According to a statement from Fiat Chrysler Automobiles, the combined business would be owned 50/50 between shareholders of FCA and Groupe Renault. A board of governors would hold a majority of independent directors.
Shares in Fiat Chrysler and Renault jumped 13% and 11.5% respectively.
The merger still requires approval by the boards of both automakers.
Reuters reported Monday that Renault board members will meet informally within days with the intent to make a decision early next week on whether to proceed with the proposed full merger.
The joint organization would produce estimated sales of 8.7 million vehicles a year and would be considered the world's third largest car manufacturer.
Fiat Chrylser said the combined entity would generate savings of 5 billion euros annually ($5.6 billion) and be "carried out as a merger transaction under a Dutch parent company."
The press release from Fiat Chrysler added that there would be no plant closures as a reults of the tie-up and the union should provide an opportunity to lead in the development of electric and autonomous vehicles.
During Fiat Chrysler's most recent earnings call, CEO Mike Manley was asked about the possibility of merging with another automaker and told analysts. "We are going into an environment where there are going to be opportunities."
On Monday, Manley sent an employee e-mail regarding the proposed merger with Renault: "In Groupe Renault we found a like-minded partner who sees the future as we do. We've worked well to get this far, and this would truly be a merger of like-minded businesses, on an equal footing to create a world-leading company.

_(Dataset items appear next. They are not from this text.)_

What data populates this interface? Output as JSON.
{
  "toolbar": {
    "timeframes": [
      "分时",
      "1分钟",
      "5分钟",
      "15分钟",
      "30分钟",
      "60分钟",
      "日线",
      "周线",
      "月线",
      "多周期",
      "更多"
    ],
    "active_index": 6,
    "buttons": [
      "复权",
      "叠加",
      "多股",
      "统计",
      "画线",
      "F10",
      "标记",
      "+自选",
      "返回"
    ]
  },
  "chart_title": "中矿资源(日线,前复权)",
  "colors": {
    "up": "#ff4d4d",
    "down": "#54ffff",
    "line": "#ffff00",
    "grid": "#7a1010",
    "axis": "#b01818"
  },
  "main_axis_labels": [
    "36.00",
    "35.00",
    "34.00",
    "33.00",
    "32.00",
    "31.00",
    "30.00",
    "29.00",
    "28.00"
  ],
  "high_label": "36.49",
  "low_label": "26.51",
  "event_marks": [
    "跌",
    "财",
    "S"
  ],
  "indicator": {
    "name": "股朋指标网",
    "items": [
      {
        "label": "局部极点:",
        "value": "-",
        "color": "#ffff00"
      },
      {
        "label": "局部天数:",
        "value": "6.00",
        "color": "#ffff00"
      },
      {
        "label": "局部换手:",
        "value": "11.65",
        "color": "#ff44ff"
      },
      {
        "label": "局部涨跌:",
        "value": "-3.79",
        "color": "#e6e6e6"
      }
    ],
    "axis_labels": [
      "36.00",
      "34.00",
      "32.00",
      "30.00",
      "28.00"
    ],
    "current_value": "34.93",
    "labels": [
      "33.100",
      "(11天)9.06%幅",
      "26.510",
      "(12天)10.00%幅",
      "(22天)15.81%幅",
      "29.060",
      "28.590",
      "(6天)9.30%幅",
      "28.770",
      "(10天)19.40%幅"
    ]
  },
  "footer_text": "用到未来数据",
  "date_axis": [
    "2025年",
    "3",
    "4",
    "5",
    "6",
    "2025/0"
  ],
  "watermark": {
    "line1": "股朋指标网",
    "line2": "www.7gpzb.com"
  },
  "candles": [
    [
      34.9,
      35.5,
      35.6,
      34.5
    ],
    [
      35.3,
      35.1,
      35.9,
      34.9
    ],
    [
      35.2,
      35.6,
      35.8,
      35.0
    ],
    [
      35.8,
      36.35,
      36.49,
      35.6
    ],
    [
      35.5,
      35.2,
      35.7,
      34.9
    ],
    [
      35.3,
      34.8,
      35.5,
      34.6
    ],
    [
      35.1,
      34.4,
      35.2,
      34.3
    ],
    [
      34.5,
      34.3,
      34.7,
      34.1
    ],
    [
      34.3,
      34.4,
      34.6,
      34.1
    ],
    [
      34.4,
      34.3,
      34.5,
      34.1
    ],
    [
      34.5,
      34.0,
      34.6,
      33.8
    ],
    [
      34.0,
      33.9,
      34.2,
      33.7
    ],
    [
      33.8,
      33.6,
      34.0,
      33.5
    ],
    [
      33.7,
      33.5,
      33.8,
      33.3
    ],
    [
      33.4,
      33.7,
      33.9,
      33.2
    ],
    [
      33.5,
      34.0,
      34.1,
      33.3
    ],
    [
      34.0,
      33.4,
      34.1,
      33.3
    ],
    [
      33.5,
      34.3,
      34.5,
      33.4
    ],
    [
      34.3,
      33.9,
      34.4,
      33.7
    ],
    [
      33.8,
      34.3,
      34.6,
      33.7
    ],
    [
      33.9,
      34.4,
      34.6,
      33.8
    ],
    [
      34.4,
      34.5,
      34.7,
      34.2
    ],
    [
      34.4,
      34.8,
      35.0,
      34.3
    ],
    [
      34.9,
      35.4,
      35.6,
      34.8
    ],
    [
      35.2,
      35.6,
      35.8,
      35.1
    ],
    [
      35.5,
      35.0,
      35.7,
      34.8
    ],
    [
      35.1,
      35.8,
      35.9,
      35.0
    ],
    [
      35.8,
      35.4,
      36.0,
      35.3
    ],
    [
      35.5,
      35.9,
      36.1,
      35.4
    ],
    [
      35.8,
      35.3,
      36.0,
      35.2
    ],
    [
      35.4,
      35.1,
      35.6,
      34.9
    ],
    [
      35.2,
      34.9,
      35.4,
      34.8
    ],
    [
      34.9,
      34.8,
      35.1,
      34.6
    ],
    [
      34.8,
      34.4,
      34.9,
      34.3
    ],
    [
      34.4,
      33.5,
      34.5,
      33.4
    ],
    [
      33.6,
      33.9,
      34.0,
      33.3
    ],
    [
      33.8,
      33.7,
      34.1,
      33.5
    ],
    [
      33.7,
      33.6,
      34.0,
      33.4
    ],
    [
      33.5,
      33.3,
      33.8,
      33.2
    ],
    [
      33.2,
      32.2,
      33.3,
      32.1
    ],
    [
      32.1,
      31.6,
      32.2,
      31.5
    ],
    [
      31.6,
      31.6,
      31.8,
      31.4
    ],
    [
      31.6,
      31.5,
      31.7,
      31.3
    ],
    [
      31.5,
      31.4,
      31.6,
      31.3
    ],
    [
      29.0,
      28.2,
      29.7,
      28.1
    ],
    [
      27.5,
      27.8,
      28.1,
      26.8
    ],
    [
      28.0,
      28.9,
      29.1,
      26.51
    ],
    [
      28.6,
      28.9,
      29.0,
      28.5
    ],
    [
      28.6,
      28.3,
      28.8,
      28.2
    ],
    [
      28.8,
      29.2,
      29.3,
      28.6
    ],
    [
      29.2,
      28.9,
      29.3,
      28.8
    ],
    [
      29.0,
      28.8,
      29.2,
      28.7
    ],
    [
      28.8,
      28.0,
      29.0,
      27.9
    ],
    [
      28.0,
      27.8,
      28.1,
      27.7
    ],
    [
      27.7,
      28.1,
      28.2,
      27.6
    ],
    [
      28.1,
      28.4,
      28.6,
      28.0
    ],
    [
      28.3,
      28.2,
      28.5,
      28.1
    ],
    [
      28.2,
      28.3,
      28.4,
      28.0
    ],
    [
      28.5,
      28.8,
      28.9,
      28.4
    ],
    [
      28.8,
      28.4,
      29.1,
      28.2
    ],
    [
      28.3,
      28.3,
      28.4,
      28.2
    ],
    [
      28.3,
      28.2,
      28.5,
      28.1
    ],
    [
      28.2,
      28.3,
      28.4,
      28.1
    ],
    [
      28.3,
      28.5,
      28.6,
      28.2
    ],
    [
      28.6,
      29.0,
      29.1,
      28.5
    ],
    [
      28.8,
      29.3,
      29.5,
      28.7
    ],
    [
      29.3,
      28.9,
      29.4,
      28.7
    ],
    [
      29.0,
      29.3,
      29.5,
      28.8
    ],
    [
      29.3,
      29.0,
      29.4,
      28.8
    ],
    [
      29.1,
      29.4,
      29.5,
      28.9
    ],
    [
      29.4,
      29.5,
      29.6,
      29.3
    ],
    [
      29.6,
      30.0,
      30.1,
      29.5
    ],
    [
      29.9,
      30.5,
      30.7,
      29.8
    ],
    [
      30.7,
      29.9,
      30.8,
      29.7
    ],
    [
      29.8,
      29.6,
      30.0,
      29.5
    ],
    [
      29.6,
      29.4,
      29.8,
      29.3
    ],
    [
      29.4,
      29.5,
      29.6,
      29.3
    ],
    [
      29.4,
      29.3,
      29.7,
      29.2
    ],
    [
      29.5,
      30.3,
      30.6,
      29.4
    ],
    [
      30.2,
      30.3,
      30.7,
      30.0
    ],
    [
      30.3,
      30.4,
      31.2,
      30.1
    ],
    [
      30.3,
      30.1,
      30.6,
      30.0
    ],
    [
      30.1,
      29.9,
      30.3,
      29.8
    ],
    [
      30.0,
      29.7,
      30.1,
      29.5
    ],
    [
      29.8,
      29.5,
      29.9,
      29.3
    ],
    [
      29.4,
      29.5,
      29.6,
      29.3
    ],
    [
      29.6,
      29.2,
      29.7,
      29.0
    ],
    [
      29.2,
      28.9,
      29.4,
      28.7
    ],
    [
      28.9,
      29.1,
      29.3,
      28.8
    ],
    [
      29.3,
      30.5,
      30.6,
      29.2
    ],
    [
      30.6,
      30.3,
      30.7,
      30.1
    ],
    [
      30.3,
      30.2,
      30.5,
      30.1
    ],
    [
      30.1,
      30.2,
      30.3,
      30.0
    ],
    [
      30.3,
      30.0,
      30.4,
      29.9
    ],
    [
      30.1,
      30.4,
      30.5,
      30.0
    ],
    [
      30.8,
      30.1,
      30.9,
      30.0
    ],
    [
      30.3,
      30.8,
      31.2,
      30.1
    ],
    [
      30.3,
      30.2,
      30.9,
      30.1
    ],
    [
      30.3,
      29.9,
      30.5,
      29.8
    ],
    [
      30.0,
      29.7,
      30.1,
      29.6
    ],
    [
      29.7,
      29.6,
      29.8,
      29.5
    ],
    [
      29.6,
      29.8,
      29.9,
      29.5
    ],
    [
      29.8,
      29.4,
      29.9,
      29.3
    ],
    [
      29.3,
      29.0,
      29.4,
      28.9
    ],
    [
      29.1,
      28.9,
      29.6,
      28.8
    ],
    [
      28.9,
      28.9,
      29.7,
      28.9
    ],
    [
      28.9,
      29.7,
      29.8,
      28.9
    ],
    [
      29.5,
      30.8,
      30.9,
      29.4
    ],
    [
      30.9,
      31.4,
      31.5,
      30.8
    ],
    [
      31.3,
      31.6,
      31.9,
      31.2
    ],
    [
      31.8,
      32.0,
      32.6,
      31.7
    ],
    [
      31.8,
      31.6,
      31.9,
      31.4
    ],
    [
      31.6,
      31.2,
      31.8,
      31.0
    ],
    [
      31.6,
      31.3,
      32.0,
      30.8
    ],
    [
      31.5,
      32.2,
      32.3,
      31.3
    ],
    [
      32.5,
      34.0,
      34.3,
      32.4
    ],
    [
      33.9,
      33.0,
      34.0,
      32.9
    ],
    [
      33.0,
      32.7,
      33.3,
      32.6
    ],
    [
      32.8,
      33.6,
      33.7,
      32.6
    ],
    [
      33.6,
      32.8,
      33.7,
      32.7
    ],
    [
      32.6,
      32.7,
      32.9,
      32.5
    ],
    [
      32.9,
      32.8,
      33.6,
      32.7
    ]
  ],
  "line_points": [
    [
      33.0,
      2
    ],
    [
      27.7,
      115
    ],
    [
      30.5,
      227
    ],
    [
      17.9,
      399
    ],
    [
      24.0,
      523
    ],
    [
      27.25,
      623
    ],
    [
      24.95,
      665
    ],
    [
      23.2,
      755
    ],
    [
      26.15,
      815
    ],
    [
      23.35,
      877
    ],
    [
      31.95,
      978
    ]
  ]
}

To us, this deal has the potential to add value across the board – for FCA, Groupe Renault and all our stakeholders as well as for the Alliance partners. It will also signal to the sector what can be achieved if one is bold – and to that end, while there is no certainty of a deal, we aim to move as quickly as possible to secure a final agreement with Groupe Renault."
Fiat Chrysler's partnership with Renault is completely separate from the Nissan-Renault-Mitsubishi alliance.
For Renault, the partnership with FCA renews speculation the French automaker's alliance with Japan-based Nissan may not last.
The two companies hold stakes in each other, but that alliance has been strained since the arrest of Nissan-Renault CEO Carlos Ghosn late last year. Ghosn has been charged in Japan with committing financial crimes while serving as CEO of Nissan, charges Ghosn and his lawyers vehemently deny.
Last year, Fiat Chrysler sold 4.85 million vehicles worldwide, with the vast majority being sold in North America where Jeep and Ram Trucks are two of the most popular brands. Meanwhile Renault sold 3.81 million vehicles in 2018, with most of its business happening in Europe.